After that, things went downhill as fast as a certain non-specific American cyclist on steroids. A deluge of lawsuits followed the release of his album. Never one to do things the proper way, Uncle Bill had used the music and a big part of the lyrics of those songs without first obtaining license from the copyright owners. Uncle Bill was found to have infringed the copyrights of numerous singers, songwriters, and record houses. Further, because he had butchered the originally family friendly lyrics of the songs, he was found to have infringed on the moral rights of the authors of those lyrics because of his derogatory treatment of the works. He was required to pay a substantial amount of damages and compensations to the copyright owners of all the works he had used and mutilated. The lawsuits left Uncle Bill broke and his career was written off for good.
Mr Kim is an entrepreneurial owner of a chain of “AWESOME KIM” grocery shops. It was always Mr Kim’s American dream to one day own a retail empire so huge that it would dwarf Walmart’s. To Mr Kim, Christmas is the season to milk his customers for all they’re worth. He reckoned that if he replaced the trademark on all the products that were sold under his own brand, AWESOME KIM, with the words “Merry Christmas” he would be able to cash in on all that last minute shopping by cheap and lazy people (of which he believed there were many).

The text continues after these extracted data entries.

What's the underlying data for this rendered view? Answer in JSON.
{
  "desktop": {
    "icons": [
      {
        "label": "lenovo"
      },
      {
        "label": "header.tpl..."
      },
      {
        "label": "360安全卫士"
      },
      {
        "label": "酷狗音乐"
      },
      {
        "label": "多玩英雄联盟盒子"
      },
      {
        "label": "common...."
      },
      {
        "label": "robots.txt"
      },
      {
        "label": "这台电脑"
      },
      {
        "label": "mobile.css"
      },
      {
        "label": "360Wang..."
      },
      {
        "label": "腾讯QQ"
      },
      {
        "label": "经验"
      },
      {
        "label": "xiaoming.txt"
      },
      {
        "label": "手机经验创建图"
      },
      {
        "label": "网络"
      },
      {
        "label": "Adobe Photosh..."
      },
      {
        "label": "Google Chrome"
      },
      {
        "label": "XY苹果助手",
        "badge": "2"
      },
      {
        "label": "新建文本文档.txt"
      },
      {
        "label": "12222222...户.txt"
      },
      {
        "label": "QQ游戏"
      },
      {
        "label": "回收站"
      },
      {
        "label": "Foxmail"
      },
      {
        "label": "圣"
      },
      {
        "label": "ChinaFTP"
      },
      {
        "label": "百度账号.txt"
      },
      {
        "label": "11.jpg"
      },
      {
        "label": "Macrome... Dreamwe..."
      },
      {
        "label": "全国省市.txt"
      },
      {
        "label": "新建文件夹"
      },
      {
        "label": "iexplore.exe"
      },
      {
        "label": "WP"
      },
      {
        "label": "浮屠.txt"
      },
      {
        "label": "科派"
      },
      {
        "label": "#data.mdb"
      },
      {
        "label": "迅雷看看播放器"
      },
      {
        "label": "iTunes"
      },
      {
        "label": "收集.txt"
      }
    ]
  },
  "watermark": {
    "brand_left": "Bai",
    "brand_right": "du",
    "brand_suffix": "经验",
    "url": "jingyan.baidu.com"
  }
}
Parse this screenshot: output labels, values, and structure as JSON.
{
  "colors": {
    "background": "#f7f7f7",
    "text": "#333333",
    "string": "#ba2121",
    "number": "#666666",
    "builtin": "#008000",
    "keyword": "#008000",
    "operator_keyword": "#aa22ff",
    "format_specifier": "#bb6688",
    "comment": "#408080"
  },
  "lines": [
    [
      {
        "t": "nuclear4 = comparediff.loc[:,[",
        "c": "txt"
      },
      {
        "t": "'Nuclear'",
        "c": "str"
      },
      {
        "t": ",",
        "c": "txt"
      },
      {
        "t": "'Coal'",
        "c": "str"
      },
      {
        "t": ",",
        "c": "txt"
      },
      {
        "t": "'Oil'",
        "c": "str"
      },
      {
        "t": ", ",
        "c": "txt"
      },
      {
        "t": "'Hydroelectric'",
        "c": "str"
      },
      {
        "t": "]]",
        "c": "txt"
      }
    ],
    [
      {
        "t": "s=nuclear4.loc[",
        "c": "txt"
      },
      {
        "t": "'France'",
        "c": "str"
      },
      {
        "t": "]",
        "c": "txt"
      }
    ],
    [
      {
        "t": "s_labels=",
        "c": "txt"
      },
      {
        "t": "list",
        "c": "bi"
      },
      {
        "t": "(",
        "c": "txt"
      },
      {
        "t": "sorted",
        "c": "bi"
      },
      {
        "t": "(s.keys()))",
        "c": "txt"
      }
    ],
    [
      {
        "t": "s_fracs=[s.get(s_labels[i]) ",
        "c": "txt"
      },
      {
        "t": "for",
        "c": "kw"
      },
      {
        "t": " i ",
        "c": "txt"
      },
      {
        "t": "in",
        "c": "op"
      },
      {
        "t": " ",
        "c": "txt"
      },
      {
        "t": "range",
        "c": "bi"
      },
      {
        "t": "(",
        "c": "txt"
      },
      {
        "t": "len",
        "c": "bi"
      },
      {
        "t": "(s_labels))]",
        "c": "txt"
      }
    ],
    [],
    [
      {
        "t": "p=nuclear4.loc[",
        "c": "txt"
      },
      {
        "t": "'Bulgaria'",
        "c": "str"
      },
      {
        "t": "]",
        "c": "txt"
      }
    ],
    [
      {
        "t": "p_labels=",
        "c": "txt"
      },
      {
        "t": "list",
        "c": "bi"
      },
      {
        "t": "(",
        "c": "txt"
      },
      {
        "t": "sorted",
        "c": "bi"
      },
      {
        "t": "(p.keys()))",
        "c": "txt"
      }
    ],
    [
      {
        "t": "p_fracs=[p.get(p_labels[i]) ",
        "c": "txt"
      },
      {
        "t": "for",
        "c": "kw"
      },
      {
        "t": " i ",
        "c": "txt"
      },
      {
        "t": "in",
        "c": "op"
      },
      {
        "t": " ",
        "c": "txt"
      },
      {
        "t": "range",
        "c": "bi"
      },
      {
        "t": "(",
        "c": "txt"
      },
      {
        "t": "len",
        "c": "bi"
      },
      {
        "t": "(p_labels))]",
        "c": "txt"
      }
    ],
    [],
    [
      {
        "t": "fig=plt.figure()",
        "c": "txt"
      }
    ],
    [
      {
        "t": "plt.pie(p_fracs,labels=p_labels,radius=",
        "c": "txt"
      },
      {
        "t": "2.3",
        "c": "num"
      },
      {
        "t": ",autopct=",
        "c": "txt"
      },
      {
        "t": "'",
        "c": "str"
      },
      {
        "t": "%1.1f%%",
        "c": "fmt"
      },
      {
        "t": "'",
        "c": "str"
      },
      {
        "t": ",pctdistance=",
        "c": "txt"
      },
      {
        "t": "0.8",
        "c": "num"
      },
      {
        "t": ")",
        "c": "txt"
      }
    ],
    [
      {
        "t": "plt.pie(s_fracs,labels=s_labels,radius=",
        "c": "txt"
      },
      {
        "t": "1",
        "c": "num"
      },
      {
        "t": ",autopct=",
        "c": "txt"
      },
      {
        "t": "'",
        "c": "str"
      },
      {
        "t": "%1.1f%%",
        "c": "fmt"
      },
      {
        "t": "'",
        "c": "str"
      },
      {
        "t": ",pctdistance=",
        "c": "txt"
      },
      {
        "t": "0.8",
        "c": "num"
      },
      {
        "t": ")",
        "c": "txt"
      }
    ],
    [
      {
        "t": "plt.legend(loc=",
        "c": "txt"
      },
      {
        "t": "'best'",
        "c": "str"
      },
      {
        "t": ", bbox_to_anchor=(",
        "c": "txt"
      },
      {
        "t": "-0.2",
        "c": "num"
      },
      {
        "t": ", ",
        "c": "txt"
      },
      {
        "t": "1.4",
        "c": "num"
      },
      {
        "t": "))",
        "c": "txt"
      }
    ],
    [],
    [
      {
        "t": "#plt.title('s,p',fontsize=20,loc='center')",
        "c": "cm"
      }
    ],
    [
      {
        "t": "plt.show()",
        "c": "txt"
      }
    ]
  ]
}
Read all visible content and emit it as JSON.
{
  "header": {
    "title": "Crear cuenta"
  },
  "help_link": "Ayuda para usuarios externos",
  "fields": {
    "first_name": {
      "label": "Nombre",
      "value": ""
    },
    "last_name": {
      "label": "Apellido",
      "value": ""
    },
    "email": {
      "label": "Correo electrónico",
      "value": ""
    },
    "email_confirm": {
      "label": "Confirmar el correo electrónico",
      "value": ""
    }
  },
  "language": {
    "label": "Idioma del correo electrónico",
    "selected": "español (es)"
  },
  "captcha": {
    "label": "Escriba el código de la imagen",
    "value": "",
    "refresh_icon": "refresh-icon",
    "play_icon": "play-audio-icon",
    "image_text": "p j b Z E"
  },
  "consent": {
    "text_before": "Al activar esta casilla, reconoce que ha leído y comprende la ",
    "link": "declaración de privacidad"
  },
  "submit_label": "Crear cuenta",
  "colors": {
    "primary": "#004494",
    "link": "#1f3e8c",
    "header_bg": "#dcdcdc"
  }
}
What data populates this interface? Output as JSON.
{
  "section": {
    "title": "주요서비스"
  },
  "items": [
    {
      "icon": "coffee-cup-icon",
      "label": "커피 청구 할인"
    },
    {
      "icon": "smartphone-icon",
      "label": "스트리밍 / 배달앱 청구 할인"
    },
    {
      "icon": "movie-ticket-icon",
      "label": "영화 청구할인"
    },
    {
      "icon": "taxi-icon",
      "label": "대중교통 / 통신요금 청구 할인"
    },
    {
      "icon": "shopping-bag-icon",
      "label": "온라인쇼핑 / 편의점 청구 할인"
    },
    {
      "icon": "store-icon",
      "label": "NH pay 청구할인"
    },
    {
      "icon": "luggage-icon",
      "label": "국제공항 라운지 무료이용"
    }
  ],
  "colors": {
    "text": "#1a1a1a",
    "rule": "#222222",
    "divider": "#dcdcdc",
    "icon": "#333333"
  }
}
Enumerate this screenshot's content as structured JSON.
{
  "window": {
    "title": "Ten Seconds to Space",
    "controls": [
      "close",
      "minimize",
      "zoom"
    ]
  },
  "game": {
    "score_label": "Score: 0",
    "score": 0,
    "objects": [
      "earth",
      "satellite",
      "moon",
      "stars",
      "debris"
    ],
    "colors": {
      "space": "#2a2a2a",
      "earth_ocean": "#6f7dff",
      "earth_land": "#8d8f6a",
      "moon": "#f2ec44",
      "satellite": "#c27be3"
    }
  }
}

Mr Kim was oblivious to the fact that the words “Merry Christmas” are registered as a trademark by various companies on numerous things. Mr Kim had inadvertently been selling sparkling wines, cigarettes and skin products which infringed the trademarks (USPTO Reg. No. 4077131, Reg. No. 3254339 & Reg. No. 3561707) of various companies. Consequently, instead of Christmas cards, Mr Kim received several Letters of Demand from the companies that own the trademarks to stop selling the products and to either hand the products over or to destroy them. One company even went so far as to require Mr Kim to hand over the profit he had made from selling the products bearing the company’s trademark.
Well, by now I think you would have guessed that the stories above are fictional. However, although the characters were made up, the legal situations weren’t. Businesses should be wary of what they use because it is very possible that someone may already own the IP rights to it. So this Christmas, stay safe, make your IP attorney’s day by giving him a call to check out what you can or cannot use, and perhaps even wish him a Merry Christmas. And on that note:
Christmas is thus a season to be wary,
Many a thing are not free to copy.
So you better watch out, you better not try,
The lawsuits and compensation will suck you all dry.